By the time she got home, she was fried. She ordered green curry from a new Thai place and forked it directly from the container. She didn’t want to open the dish cabinet for fear of hitting her head again. She’d have to get over that. In a few more days, the bruise and its origin would be history. So what would come next?
She slept poorly that night, as she had all week. In the one dream that floated to the surface, she was giving a balding man an awful buzz cut that made his hair sprout back in little aggressive patches. “I know all about your cabinets!” he yelled at her, then froze like the final cut in a film.
She awoke with the resolve to do something—to change her story, to move to Staten Island and start another life, to give back all her tip money, or to top her previous history with another whopper that she could add to, but what? Show multiple contusions? Get a restraining order on Sam? Maybe she should have imagined him differently.
She arrived at the shop a little late. John was already setting up and turned away. Larry wasn’t coming in till 10:00. She and John started haircuts at 9:00. The man she was working on, a regular with wiry hair, hadn’t yet seen her injury and was concerned.

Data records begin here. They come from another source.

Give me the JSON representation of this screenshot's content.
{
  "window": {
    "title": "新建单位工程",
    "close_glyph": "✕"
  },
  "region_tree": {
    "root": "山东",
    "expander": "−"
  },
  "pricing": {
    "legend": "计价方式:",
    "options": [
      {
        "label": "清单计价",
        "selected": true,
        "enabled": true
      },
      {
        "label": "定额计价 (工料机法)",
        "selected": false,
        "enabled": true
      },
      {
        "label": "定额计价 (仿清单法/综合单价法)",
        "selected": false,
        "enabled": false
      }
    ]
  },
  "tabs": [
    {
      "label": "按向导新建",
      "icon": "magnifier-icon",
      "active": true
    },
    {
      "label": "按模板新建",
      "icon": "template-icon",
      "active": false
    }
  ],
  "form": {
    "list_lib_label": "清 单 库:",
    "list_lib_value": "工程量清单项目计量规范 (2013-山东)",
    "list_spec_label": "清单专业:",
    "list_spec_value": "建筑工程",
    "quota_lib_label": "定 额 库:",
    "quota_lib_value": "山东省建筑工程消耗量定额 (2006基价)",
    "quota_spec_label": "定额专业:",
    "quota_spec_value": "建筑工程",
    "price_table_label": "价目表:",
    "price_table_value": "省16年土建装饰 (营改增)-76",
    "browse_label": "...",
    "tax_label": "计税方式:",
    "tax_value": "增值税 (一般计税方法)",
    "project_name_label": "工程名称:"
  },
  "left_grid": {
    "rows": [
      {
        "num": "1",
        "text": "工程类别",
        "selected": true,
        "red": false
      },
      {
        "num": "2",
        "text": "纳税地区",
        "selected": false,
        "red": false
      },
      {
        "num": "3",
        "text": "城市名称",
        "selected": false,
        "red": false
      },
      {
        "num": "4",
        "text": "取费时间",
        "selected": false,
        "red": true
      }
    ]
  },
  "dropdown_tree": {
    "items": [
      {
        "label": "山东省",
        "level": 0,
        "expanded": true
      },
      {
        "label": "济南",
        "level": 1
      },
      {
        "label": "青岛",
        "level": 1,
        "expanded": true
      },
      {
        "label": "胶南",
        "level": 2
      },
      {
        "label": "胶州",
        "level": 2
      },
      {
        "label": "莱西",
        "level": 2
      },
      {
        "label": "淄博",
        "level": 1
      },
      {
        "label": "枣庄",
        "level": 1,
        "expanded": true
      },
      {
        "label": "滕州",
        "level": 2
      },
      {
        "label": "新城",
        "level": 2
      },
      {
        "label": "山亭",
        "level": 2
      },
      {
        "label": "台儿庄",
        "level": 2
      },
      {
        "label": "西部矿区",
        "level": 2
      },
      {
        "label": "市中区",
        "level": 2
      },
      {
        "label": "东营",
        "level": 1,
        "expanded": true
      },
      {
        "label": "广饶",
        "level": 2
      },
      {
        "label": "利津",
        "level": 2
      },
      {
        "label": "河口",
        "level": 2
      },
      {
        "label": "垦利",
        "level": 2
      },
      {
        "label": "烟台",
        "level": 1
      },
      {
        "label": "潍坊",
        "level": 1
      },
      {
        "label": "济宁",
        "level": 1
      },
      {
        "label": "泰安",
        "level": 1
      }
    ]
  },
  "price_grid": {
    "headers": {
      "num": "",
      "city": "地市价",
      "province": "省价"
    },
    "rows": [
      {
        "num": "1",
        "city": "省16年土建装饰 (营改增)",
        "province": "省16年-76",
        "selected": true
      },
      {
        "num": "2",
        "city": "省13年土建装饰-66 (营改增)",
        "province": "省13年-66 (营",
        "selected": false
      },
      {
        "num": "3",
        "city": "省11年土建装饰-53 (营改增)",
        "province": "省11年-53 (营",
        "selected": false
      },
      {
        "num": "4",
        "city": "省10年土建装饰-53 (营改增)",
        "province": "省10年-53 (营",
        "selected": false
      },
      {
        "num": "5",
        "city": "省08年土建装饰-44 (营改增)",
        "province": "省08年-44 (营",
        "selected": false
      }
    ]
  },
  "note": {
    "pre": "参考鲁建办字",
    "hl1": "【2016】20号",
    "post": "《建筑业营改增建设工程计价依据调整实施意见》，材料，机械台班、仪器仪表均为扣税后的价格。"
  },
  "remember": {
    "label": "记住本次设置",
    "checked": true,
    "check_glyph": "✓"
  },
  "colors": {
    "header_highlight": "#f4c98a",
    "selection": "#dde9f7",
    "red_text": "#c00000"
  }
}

An hour later, both of them having finished their third haircuts, John walked over to her as if to deliver a salutation, but he looked odd, his face contorted. He leaned in, quiet for a moment. He whispered five words: “I finally located Sam Keurig.”
“You—you did?”
“Yeah. Says he doesn’t know you.”
He placed his coffee cup in the sink and walked away.
Isabella bit her lip hard. She’d been found out, exposed as a liar—all her stories dissolving like gunk in Barbicide. But the sinking feeling was soon replaced by one of relief: no more Sam to step warily around. Now she didn’t have to invent a reason for leaving him, which she knew she couldn’t have done anyway.
Her wide eyes settled on her barber’s kit, with its array of combs and scissors and brushes. She reached over for her Equinox shears and held on to them like a talisman. Had John told anyone else? What about the customers? She bit her lip again, and it started to bleed.
She was trying to think of a comeback when the shop door opened, and Larry entered in his orange down coat that made him look wide as a gate. He pulled off his coat and hung it on the rightmost hook, crowding out her blue parka. He looked at her station, where she had begun sweeping up, even though she’d already done it once.
Isabella’s hands were shaking. Larry cleared his throat. “We need to talk.”
“About what?”
He nodded toward the break room. What was there to do but follow him? He looked both angry and weary, tasked with an unpleasant obligation. As Isabella walked unsteadily toward the back of the store, she felt the need for a supporting arm, a few husbandly words of advice. But Sam wasn’t there.